The saddest spectacle of all was the flurry of TikTokers, each one thinking of themselves as an influencer, setting up their ring lights, applying some lip gloss, some light touch of mascara on their eyebrows, a bit of blush on the cheeks, and then proceeding to cry in front of their smartphones, feigning love for the newly-departed. A very sad spectacle.

 

But none of these clowns came close to this Facebook citizen who jumps on and dissects every morsel of gossip that flies by her timeline. Aicha Kamoise, she calls her. Oh! She took it to another level. She was in a league of her own. In her characteristic high-pitched, ear-drum-irritating voice, she announced the news, feigned some invisible tears that even crocodiles will deny, and then proceeded to talk about how life was short and how we needed to live in the moment. She said we needn’t always keep money for tomorrow because we don’t know what can happen tomorrow, and one of the ways to seize the day and smell the roses along the path was to spend some of that hard-earned money on her own brand of beauty serum (bottle in hand), which she sells via her website, now because no one knows tomorrow.
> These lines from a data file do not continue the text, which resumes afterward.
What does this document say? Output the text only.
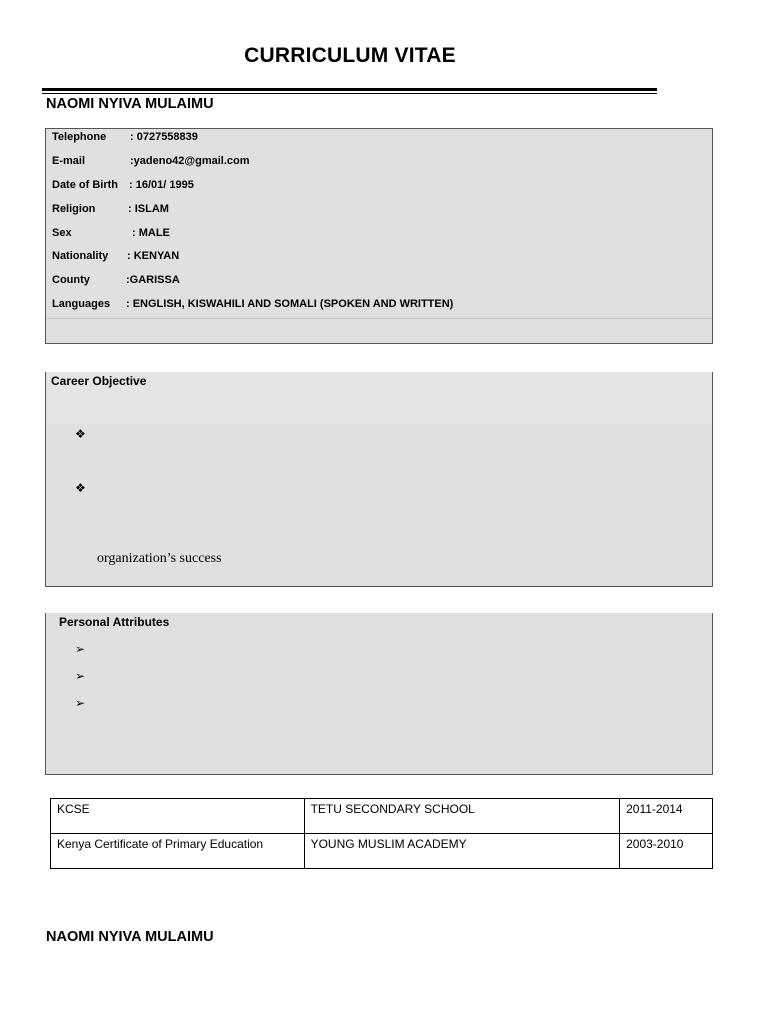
CURRICULUM VITAE
NAOMI NYIVA MULAIMU
Telephone : 0727558839
E-mail	:yadeno42@gmail.com
Date of Birth : 16/01/ 1995
Religion	: ISLAM
Sex	: MALE
Nationality : KENYAN
County	:GARISSA
Languages : ENGLISH, KISWAHILI AND SOMALI (SPOKEN AND WRITTEN)
Career Objective
❖
❖
organization’s success
Personal Attributes
➢
➢
➢
KCSE	TETU SECONDARY SCHOOL	2011-2014
Kenya Certificate of Primary Education	YOUNG MUSLIM ACADEMY	2003-2010
NAOMI NYIVA MULAIMU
Carpe diem, indeed. It’s a surprise she didn’t offer a special bereavement discount with COOPER being the discount code. You may think that is far-fetched but with these people, you never know.

We have an influencer problem; a big one. And as technology overall gets cheaper and bars multiply at a geometric rate while pharmacies multiply at an arithmetic rate, it is only going to get worse. A true Malthusian decrepitation of the Cameroonian society.